A moment later we saw, in the direction of Mantua, that brief, silent, smokeless red and green flash. Then the sky lighted up a lurid red, and we knew Mantua was burning.

We stood looking at each other for a time, too frightened and horrified for words. The thing was not like modern warfare. It was uncanny in its silent deadliness, and there seemed a surety about it that was appalling.

“We’re cut off,” said Mercer finally.

His face was white and his voice trembled.

We were both pretty much unnerved, but after a moment we got ourselves together and talked calmly about what was best for us to do.

We concluded finally to go ahead to the road. We calculated we were not over two miles from the nearest part of it. We would strike it about halfway between Garland and Mantua, and we thought it just possible we would find passing along it some refugees from the two towns. I couldn’t quite see how meeting them could help us any, unless we encountered some vehicle that would give us a lift. However, the walking would be easier, and when we got to the road we could decide which way to go--north to Frannie, or south around Garland to Powell.

The sun was just rising when we started again. It took us nearly an hour to reach the road. As far as we could see it was deserted. We stopped here and held another consultation.

“It’s easily twelve miles up to Frannie,” I said, “and I don’t believe more than eight to Powell. Let’s go that way. We can get down to Cody from there. I guess there are still people left in Powell.”

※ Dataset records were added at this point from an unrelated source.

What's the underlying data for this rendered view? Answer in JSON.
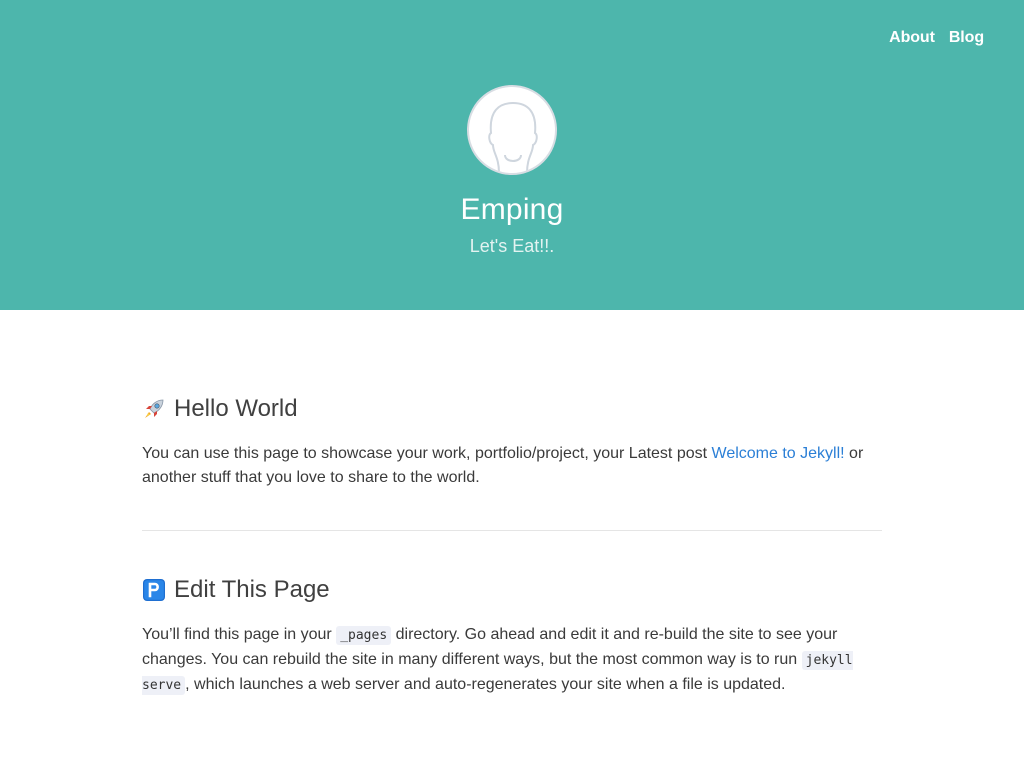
{
  "header": {
    "nav": [
      {
        "label": "About"
      },
      {
        "label": "Blog"
      }
    ],
    "avatar_icon": "user-silhouette-icon",
    "title": "Emping",
    "tagline": "Let's Eat!!.",
    "background_color": "#4db6ac"
  },
  "sections": [
    {
      "icon": "rocket-emoji-icon",
      "heading": "Hello World",
      "paragraph": {
        "text_before": "You can use this page to showcase your work, portfolio/project, your Latest post ",
        "link_text": "Welcome to Jekyll!",
        "text_after": " or another stuff that you love to share to the world."
      }
    },
    {
      "icon": "parking-p-emoji-icon",
      "heading": "Edit This Page",
      "paragraph": {
        "text_1": "You’ll find this page in your ",
        "code_1": "_pages",
        "text_2": " directory. Go ahead and edit it and re-build the site to see your changes. You can rebuild the site in many different ways, but the most common way is to run ",
        "code_2": "jekyll serve",
        "text_3": ", which launches a web server and auto-regenerates your site when a file is updated."
      }
    }
  ],
  "colors": {
    "accent": "#4db6ac",
    "link": "#2b7fd6"
  }
}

We started down the road toward Garland. It seemed the sensible thing to do. We were both famished by now and thirsty also. I had an idea that, since the fires in Garland were about burned out, there might be an isolated house unharmed, where we could find food and water.

I sometimes wonder now at our temerity in venturing so calmly to face this unknown danger. We were in the enemy’s country--an enemy whose methods of attacking us might at any moment prove a hundred times more efficacious than they had so far. But we did not consider that then.

There was, indeed, nothing else we could have done advantageously. This road we were on was the only one within twenty or thirty miles. To have struck west from our wrecked plane--away from the Mercutians--would have brought us to face a hundred miles or more of desert over to the Yellowstone.

It was now broad daylight--and almost cloudless, as is usual in this locality. Half an hour of walking brought us nearly to the outskirts of Garland. There was less smoke all the time. We judged the fire must be pretty well burned out by now. Behind us the smoke of Mantua, a much larger town than Garland, rose in a great rolling cloud.